SQL-R1: Training Natural Language to SQL Reasoning Model by Reinforcement Learning

Peixian Ma; Xialie Zhuang; Chengjin Xu; Xuhui Jiang; Ran Chen; Jian Guo

Introduction

Natural Language to SQL (NL2SQL) enables intuitive interactions with databases by transforming natural language queries into structured SQL statements. Recent advancements in NL2SQL have significantly enhanced the level of human-computer interaction within database query applications and contribute to a wide range of data science analysis tasks. Current NL2SQL models mainly focus on optimizing workflows and their components, such as schema linking, content retrieval, and generation correction.

Despite these advancements, significant challenges persist, particularly regarding the inference performance in complex scenarios involving multi-table joins and nested queries. Current methodologies primarily utilize supervised fine-tuning (SFT) to train NL2SQL models, which may limit adaptability and interpretability in new environments (e.g., finance and healthcare).

In order to enhance the reasoning performance of NL2SQL models in complex situations, we introduce SQL-R1, a novel NL2SQL reasoning model trained by reinforcement learning (RL) algorithms. We design a specialized RL-based reward function tailored for NL2SQL tasks and discuss the impact of cold start on the effectiveness of intensive training.

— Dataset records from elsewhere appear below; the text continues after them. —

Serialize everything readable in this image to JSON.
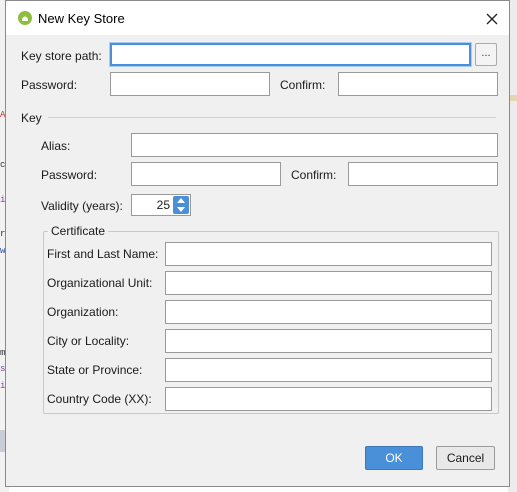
{
  "dialog": {
    "title": "New Key Store",
    "close_icon": "close-icon",
    "app_icon": "android-icon"
  },
  "keystore": {
    "path_label": "Key store path:",
    "path_value": "",
    "browse_label": "...",
    "password_label": "Password:",
    "password_value": "",
    "confirm_label": "Confirm:",
    "confirm_value": ""
  },
  "key": {
    "section_label": "Key",
    "alias_label": "Alias:",
    "alias_value": "",
    "password_label": "Password:",
    "password_value": "",
    "confirm_label": "Confirm:",
    "confirm_value": "",
    "validity_label": "Validity (years):",
    "validity_value": "25"
  },
  "certificate": {
    "legend": "Certificate",
    "first_last_label": "First and Last Name:",
    "org_unit_label": "Organizational Unit:",
    "organization_label": "Organization:",
    "city_label": "City or Locality:",
    "state_label": "State or Province:",
    "country_label": "Country Code (XX):"
  },
  "buttons": {
    "ok": "OK",
    "cancel": "Cancel"
  },
  "background_fragments": [
    {
      "text": "Ac",
      "color": "#c0392b"
    },
    {
      "text": "ca",
      "color": "#333333"
    },
    {
      "text": "iz",
      "color": "#7b3fa0"
    },
    {
      "text": "r",
      "color": "#333333"
    },
    {
      "text": "w",
      "color": "#2e4fa3"
    },
    {
      "text": "m",
      "color": "#333333"
    },
    {
      "text": "s",
      "color": "#7b3fa0"
    },
    {
      "text": "iz",
      "color": "#7b3fa0"
    }
  ],
  "colors": {
    "accent": "#4a90d9",
    "dialog_bg": "#f0f0f0",
    "app_icon": "#8cbf3f"
  }
}
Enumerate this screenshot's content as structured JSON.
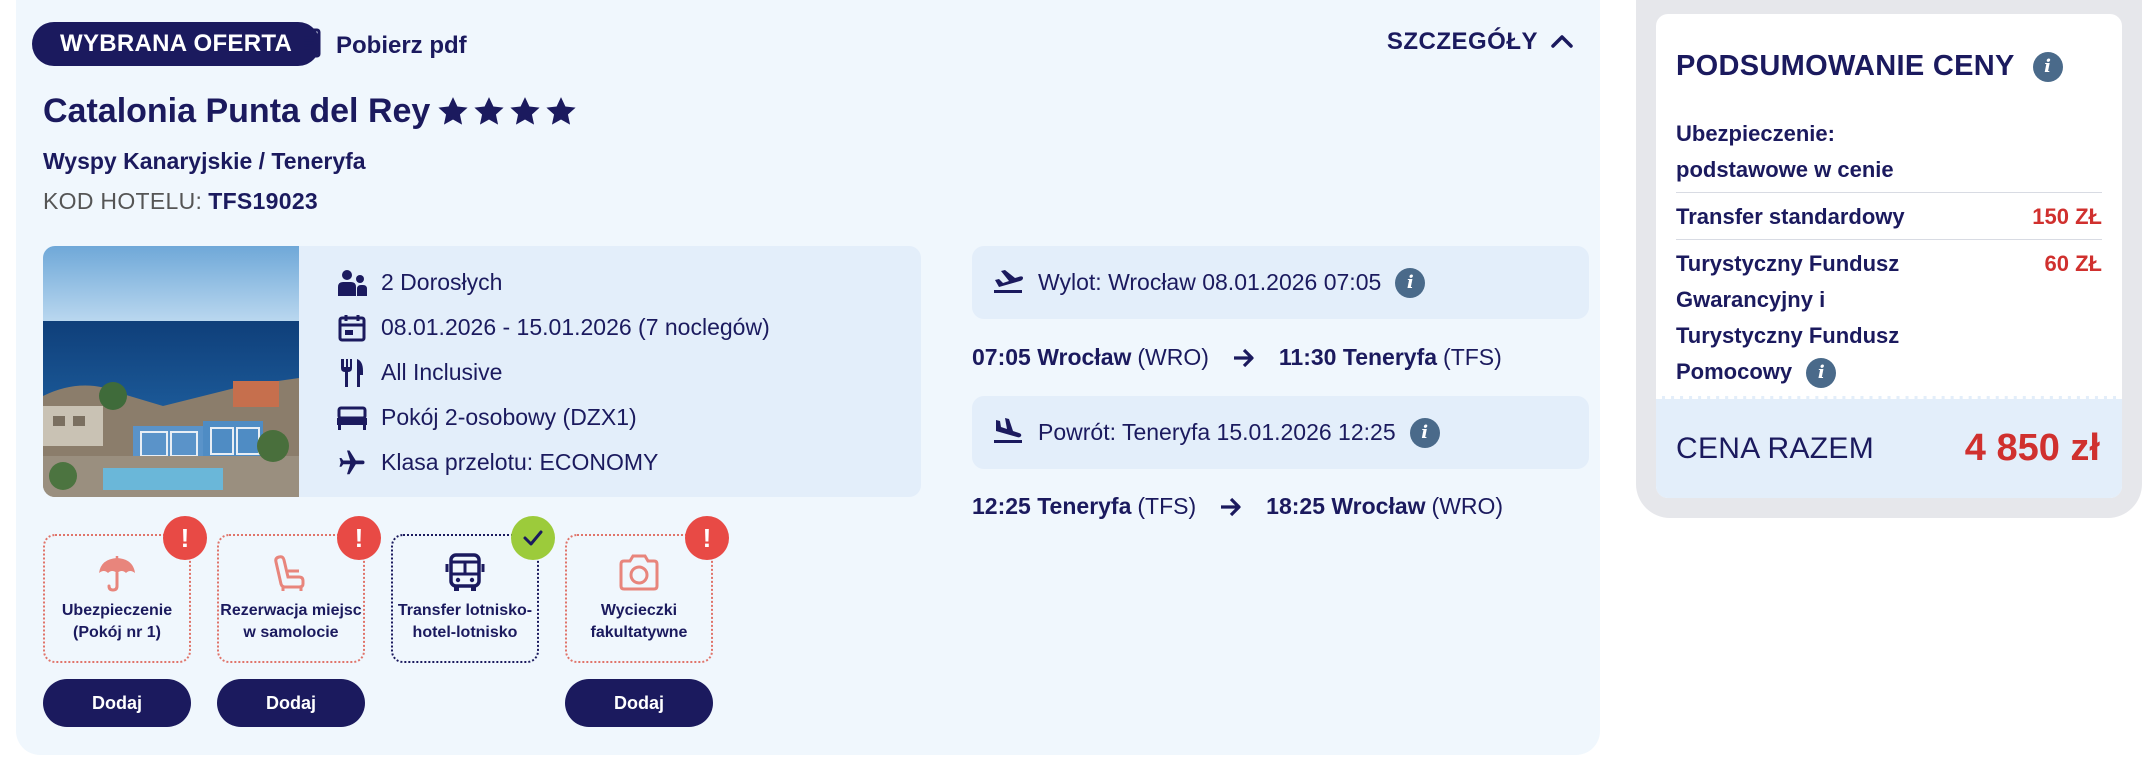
{
  "header": {
    "badge": "WYBRANA OFERTA",
    "pdf_label": "Pobierz pdf",
    "details_label": "SZCZEGÓŁY"
  },
  "hotel": {
    "name": "Catalonia Punta del Rey",
    "stars": 4,
    "location": "Wyspy Kanaryjskie / Teneryfa",
    "code_label": "KOD HOTELU:",
    "code_value": "TFS19023"
  },
  "trip_info": {
    "travelers": "2 Dorosłych",
    "dates": "08.01.2026 - 15.01.2026 (7 noclegów)",
    "board": "All Inclusive",
    "room": "Pokój 2-osobowy (DZX1)",
    "flight_class": "Klasa przelotu: ECONOMY"
  },
  "flights": {
    "outbound": {
      "header": "Wylot: Wrocław 08.01.2026 07:05",
      "dep_time_city": "07:05 Wrocław",
      "dep_code": "(WRO)",
      "arr_time_city": "11:30 Teneryfa",
      "arr_code": "(TFS)"
    },
    "return": {
      "header": "Powrót: Teneryfa 15.01.2026 12:25",
      "dep_time_city": "12:25 Teneryfa",
      "dep_code": "(TFS)",
      "arr_time_city": "18:25 Wrocław",
      "arr_code": "(WRO)"
    }
  },
  "addons": [
    {
      "label": "Ubezpieczenie (Pokój nr 1)",
      "icon": "umbrella-icon",
      "status": "warning",
      "button": "Dodaj"
    },
    {
      "label": "Rezerwacja miejsc w samolocie",
      "icon": "seat-icon",
      "status": "warning",
      "button": "Dodaj"
    },
    {
      "label": "Transfer lotnisko-hotel-lotnisko",
      "icon": "bus-icon",
      "status": "included",
      "button": ""
    },
    {
      "label": "Wycieczki fakultatywne",
      "icon": "camera-icon",
      "status": "warning",
      "button": "Dodaj"
    }
  ],
  "summary": {
    "title": "PODSUMOWANIE CENY",
    "rows": [
      {
        "label": "Ubezpieczenie: podstawowe w cenie",
        "price": ""
      },
      {
        "label": "Transfer standardowy",
        "price": "150 ZŁ"
      },
      {
        "label": "Turystyczny Fundusz Gwarancyjny i Turystyczny Fundusz Pomocowy",
        "price": "60 ZŁ"
      }
    ],
    "total_label": "CENA RAZEM",
    "total_value": "4 850 zł"
  },
  "colors": {
    "navy": "#1b1a5e",
    "card_bg": "#f0f7fd",
    "box_bg": "#e3eefa",
    "price_red": "#d0302e",
    "warning_red": "#e84a45",
    "ok_green": "#9ccb3b"
  }
}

Additionally, we achieve competitive accuracy using only a tiny amount of synthetic NL2SQL data for augmented training and further explore data engineering for RL.

Key Results: SQL-R1 achieves execution accuracy of 88.6% on the Spider benchmark and 67.1% on the BIRD benchmark, demonstrating state-of-the-art performance in natural language to SQL translation tasks.

Figure 1: Overview of SQL-R1 training framework using reinforcement learning for NL2SQL tasks.

Method

This section introduces two forms of training NL2SQL models via RL algorithms: direct reinforcement training and reinforcement training via cold start after SFT. Cold start refers to using specific data to train the base model by SFT first so that it has a particular ability to think and follow instructions. In addition, due to the limited real data, we use the latest synthetic data to support the training process.

Data Preparation

We utilize the SynSQL-2.5M dataset as our primary data source, which is the first million-scale synthetic NL2SQL dataset, encompassing over 2.5 million diverse and high-quality data samples. The dataset features more than 16,000 synthetic databases across various domains, ensuring extensive coverage of realistic scenarios.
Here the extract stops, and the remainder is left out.